The Prince was suffering 'incessantly and severely'. By the 25th, the Prince's groaning and weeping were distressing the entourage. Once he realized the fever had taken hold, the Prince seemed to have decided to enjoy his decline. Legend claimed that he 'destroyed himself', and certainly his eating did not help. This feverish 'Sultan' devoured a 'ham, a salted goose and three or four chickens', lubricated with kvass, 'all sorts of wines' and spirits. Sterlet and smoked goose were ordered from Astrakhan and Hamburg. 'He purposely looked for the means to avoid recovering.' When he was soaked with sweat, he poured 'ten bottles of eau-de-Cologne over his head'. He was to die as eccentrically as he had lived.23 He was too ill to care any more.

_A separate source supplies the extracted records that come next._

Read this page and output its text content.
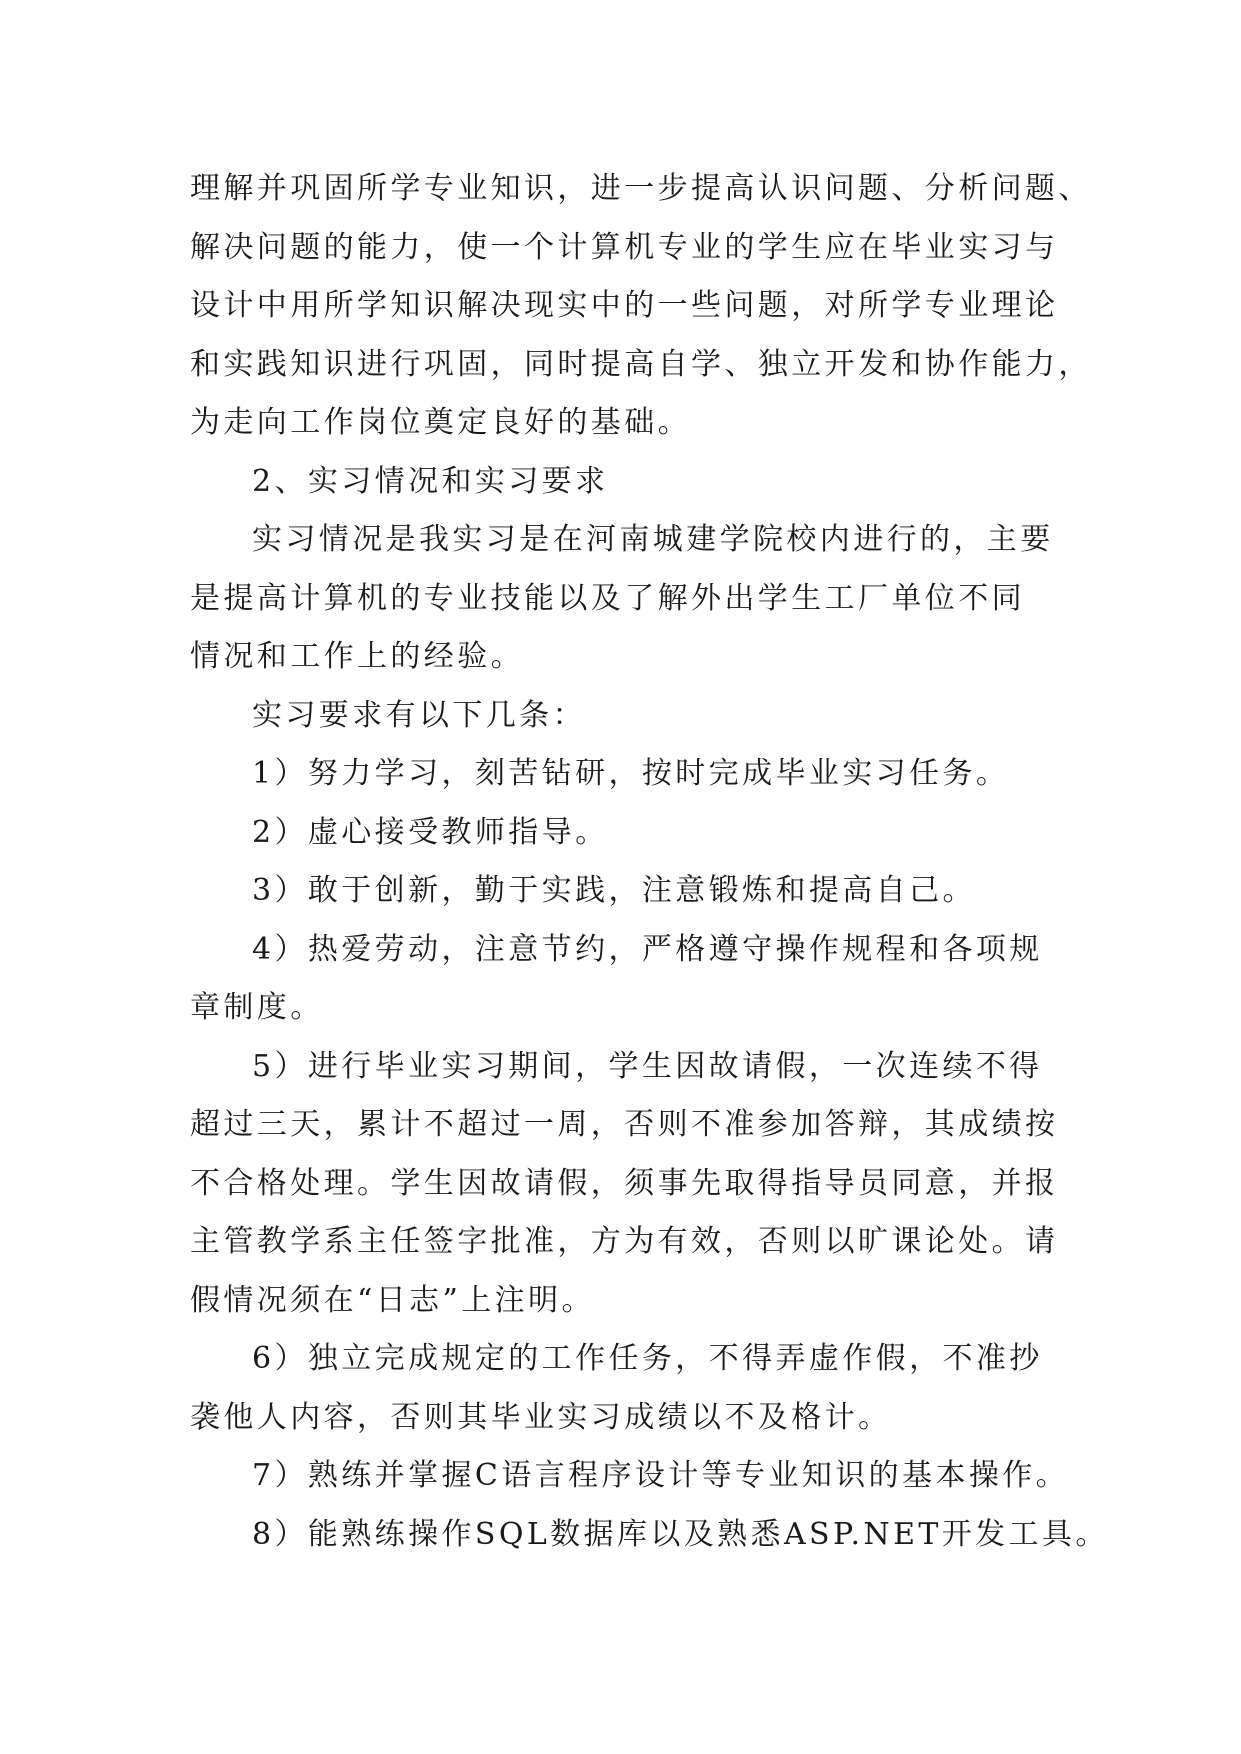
理解并巩固所学专业知识，进一步提高认识问题、分析问题、
解决问题的能力，使一个计算机专业的学生应在毕业实习与
设计中用所学知识解决现实中的一些问题，对所学专业理论
和实践知识进行巩固，同时提高自学、独立开发和协作能力，
为走向工作岗位奠定良好的基础。
2、实习情况和实习要求
实习情况是我实习是在河南城建学院校内进行的，主要
是提高计算机的专业技能以及了解外出学生工厂单位不同
情况和工作上的经验。
实习要求有以下几条：
1）努力学习，刻苦钻研，按时完成毕业实习任务。
2）虚心接受教师指导。
3）敢于创新，勤于实践，注意锻炼和提高自己。
4）热爱劳动，注意节约，严格遵守操作规程和各项规
章制度。
5）进行毕业实习期间，学生因故请假，一次连续不得
超过三天，累计不超过一周，否则不准参加答辩，其成绩按
不合格处理。学生因故请假，须事先取得指导员同意，并报
主管教学系主任签字批准，方为有效，否则以旷课论处。请
假情况须在“日志”上注明。
6）独立完成规定的工作任务，不得弄虚作假，不准抄
袭他人内容，否则其毕业实习成绩以不及格计。
7）熟练并掌握C语言程序设计等专业知识的基本操作。
8）能熟练操作SQL数据库以及熟悉ASP.NET开发工具。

Potemkin talked 'hopelessly about life', Popov wrote sorrowfully to Cath­erine, 'and said goodbye to all, without listening to our reassurances.' The Prince was attended by Bishop Ambrosius and Metropolitan Iona, a Georgian who begged him to eat sensibly and take his medicine. 'I'll scarcely recover,' replied Potemkin. 'But God will decide.' Then he turned to Ambrosius to discuss the meaning of his life and showed that, for all his Russian super­stitions, he was also a creature of the Enlightenment: 'You, my confessor, you know that I have never wished evil to anybody. To make all men happy was the one thing I wished for.'f When they heard Potemkin's noble confession, the entire chamber burst into sobs. The priests came out and Dr Massot told them the situation was hopeless. 'Deep despair seized us,' wrote the priest, 'but there was nothing we could do.'24

The Prince rallied the next day, 27 September. Nothing made him feel better than a line from the Empress. Her letters arrived with the shaggy fur coat and dressing gown, but they made him think about his past with her and his future. 'Abundant tears always flow from his eyes at every mention of Your Majesty's name.' He managed to write her this note: 'Dear Matushka, life is even harder for me when I don't see you.'25

On 30 September, he turned fifty-two. Everyone tried to comfort him but, whenever he remembered Catherine, he 'wept bitterly' because he would never see her again. That day, thousands of versts to the north, the Empress, reading all Popov's reports, wrote to her 'dear friend': 'I am endlessly worried about your illness. For Christ's sake,' she implored, he must take his medicines. 'And after taking it, I beg you to keep yourself from meals and drinks that ruin the medicine's effect.' She was reacting to Popov's reports from ten days before, but, as her letter was leaving Petersburg, Potemkin woke up finding it difficult to breathe, probably a symptom of pneumonia. The fever returned again and he fainted. On 2 October, he woke up feeling better. They tried to persuade him to take the quinine but he refused. And then, desperate to see the steppes, this eternal bedouin yearned to travel again and feel the wind off the Black Sea. 'His Highness wishes that we take him away from here,' Popov told Catherine, 'but I don't know how we can move him. He's so exhausted.'26 The entourage discussed what to do, while the Prince wrote his last letter to the Empress in his own hand - a simple, courtly expression of devotion to the woman he loved:

Matushka, Most Merciful Lady! In my present condition, so tired by illness, I pray to the Most High to keep your precious health and I throw myself down at your holy feet.